Nei meandri di questo mondo capovolto, ho comunque rinvenuto tre importanti messaggi al popolo.
A. L'ennesima promessa, con scadenza a tre anni e mezzo, di riforma fiscale. Poiché sulla medesima non dice nulla di preciso, nulla possiamo commentare. Alla promessa di riforma non si accompagna la promessa d’una riduzione della spesa pubblica, il che implica (visto il debito e lo squilibrio di bilancio esistenti) che Tremonti sta promettendo di non ridurre il carico fiscale aggregato ma, al più, di redistribuirlo. L’affermazione secondo cui la spesa si ridurrà spontaneamente per effetto del federalismo fiscale è priva d’alcuna sostanza. In sintesi: carico fiscale e spesa pubblica invariati.
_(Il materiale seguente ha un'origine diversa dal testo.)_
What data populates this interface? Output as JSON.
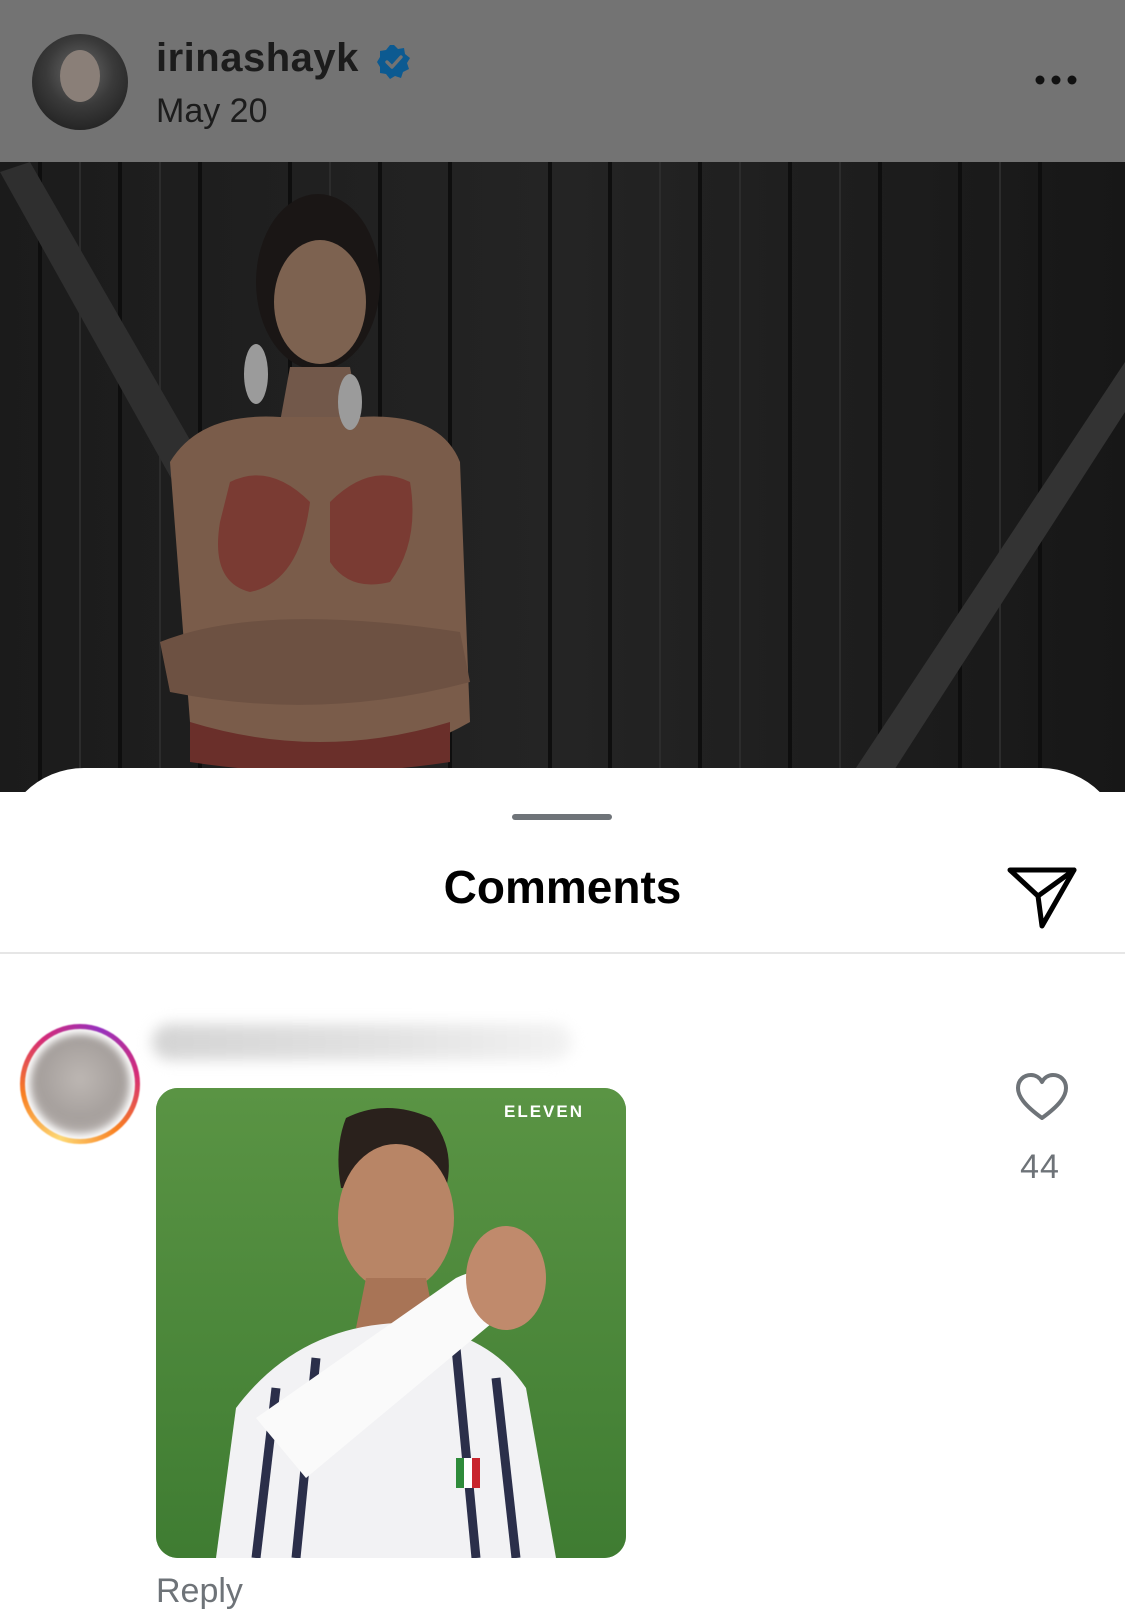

B. Nessun’altra riforma viene promessa: “riforma della pubblica amministrazione, della scuola, dell'università e delle infrastrutture sono in atto”, afferma Tremonti. Si parva licet, mi ricorda Bob Lucas che, nel suo articolo del 1978 su Asset Prices in an Exchange Economy, affermava che sia il problema della dinamica dei prezzi (tâtonnement) che quello delle dinamiche di accumulazione (convergenza o meno alla crescita bilanciata) erano stati risolti. Bob fantasticava allora, Giulio Tremonti lo imita oggi nel suo piccolo. Il messaggio politico è chiarissimo: immobilismo totale. Guai a toccare i delicati equilibri che, sino ad ora, hanno permesso al suo capo ufficio d’essere eletto. Che il paese decada è poca cosa a fronte della rielezione del batka nostrano.
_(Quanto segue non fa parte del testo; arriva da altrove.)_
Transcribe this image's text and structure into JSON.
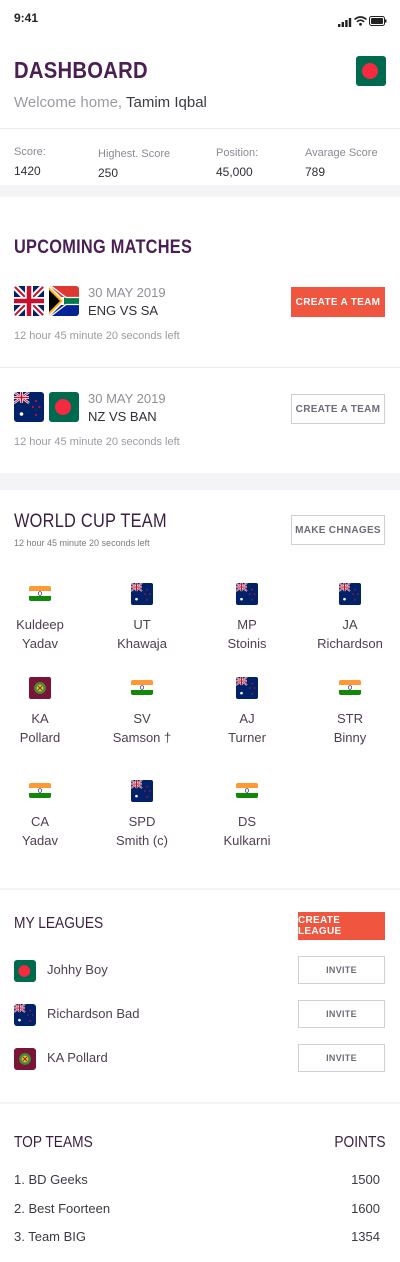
{
  "status_bar": {
    "time": "9:41"
  },
  "header": {
    "title": "DASHBOARD",
    "welcome": "Welcome home,",
    "user_name": "Tamim Iqbal"
  },
  "stats": [
    {
      "label": "Score:",
      "value": "1420"
    },
    {
      "label": "Highest. Score",
      "value": "250"
    },
    {
      "label": "Position:",
      "value": "45,000"
    },
    {
      "label": "Avarage Score",
      "value": "789"
    }
  ],
  "upcoming": {
    "title": "UPCOMING MATCHES",
    "matches": [
      {
        "date": "30 MAY 2019",
        "teams": "ENG VS SA",
        "countdown": "12 hour 45 minute 20 seconds left",
        "button": "CREATE A TEAM",
        "button_style": "solid"
      },
      {
        "date": "30 MAY 2019",
        "teams": "NZ VS BAN",
        "countdown": "12 hour 45 minute 20 seconds left",
        "button": "CREATE A TEAM",
        "button_style": "outline"
      }
    ]
  },
  "world_cup": {
    "title": "WORLD CUP TEAM",
    "countdown": "12 hour 45 minute 20 seconds left",
    "button": "MAKE CHNAGES",
    "players": [
      {
        "line1": "Kuldeep",
        "line2": "Yadav",
        "flag": "india"
      },
      {
        "line1": "UT",
        "line2": "Khawaja",
        "flag": "australia"
      },
      {
        "line1": "MP",
        "line2": "Stoinis",
        "flag": "australia"
      },
      {
        "line1": "JA",
        "line2": "Richardson",
        "flag": "australia"
      },
      {
        "line1": "KA",
        "line2": "Pollard",
        "flag": "west-indies"
      },
      {
        "line1": "SV",
        "line2": "Samson †",
        "flag": "india"
      },
      {
        "line1": "AJ",
        "line2": "Turner",
        "flag": "australia"
      },
      {
        "line1": "STR",
        "line2": "Binny",
        "flag": "india"
      },
      {
        "line1": "CA",
        "line2": "Yadav",
        "flag": "india"
      },
      {
        "line1": "SPD",
        "line2": "Smith (c)",
        "flag": "australia"
      },
      {
        "line1": "DS",
        "line2": "Kulkarni",
        "flag": "india"
      }
    ]
  },
  "leagues": {
    "title": "MY LEAGUES",
    "button": "CREATE LEAGUE",
    "items": [
      {
        "name": "Johhy Boy",
        "flag": "bangladesh",
        "button": "INVITE"
      },
      {
        "name": "Richardson Bad",
        "flag": "australia",
        "button": "INVITE"
      },
      {
        "name": "KA Pollard",
        "flag": "west-indies",
        "button": "INVITE"
      }
    ]
  },
  "top_teams": {
    "title": "TOP TEAMS",
    "points_label": "POINTS",
    "items": [
      {
        "name": "1. BD Geeks",
        "points": "1500"
      },
      {
        "name": "2. Best Foorteen",
        "points": "1600"
      },
      {
        "name": "3. Team BIG",
        "points": "1354"
      }
    ]
  },
  "colors": {
    "brand": "#4a1f52",
    "accent": "#f0563f",
    "bangladesh_green": "#006a4e",
    "bangladesh_red": "#f42a41"
  }
}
C. Il grande rientro della politica consiste nell'offrire sicurezze verbali, ossia fantasie. Il declino italiano non esiste, perché l'ha detto Tremonti. Non importa che i dati gli diano torto, lui continua a dichiarare che la crescita degli altri paesi, durante gli ultimi dieci-quindici anni, era falsa e drogata. Quindi non siamo rimasti indietro: abbiamo fatto solo a meno di drogarci ... Che il reddito pro-capite di Irlanda, Spagna e svariati altri sia tutt'ora superiore al nostro non va menzionato: essi devono affrontare squilibri non ben specificati e stanno quindi peggio di noi. Il loro essere andati avanti era apparente, come apparente era ed è il declino del reddito delle famiglie italiane. Chi lo nega è disfattista e anti-italiano, come la Banca d'Italia che non la smette di dire cose scarsamente coerenti con le fantasie che il ministro dell'economia ritiene necessario gli italiani credano. Se Giulio Tremonti dice che gli altri stanno peggio di noi, non importa che i dati dicano l'opposto: i dati sono probabilmente drogati da qualche economista determinista. La realtà non esiste, le statistiche non esistono, il declino italiano non esiste. Esistono solo le favole che raccontano le TV di stato e di Berlusconi. Favole che Giulio Tremonti sogna di notte e spiattella di giorno a giornalisti ossequiosi, perché le copino e le diffondano fra il popolo.
Ecco, la nuova e grande politica economica di Giulio Tremonti che "rientra" è tutta qua, va da A. a C.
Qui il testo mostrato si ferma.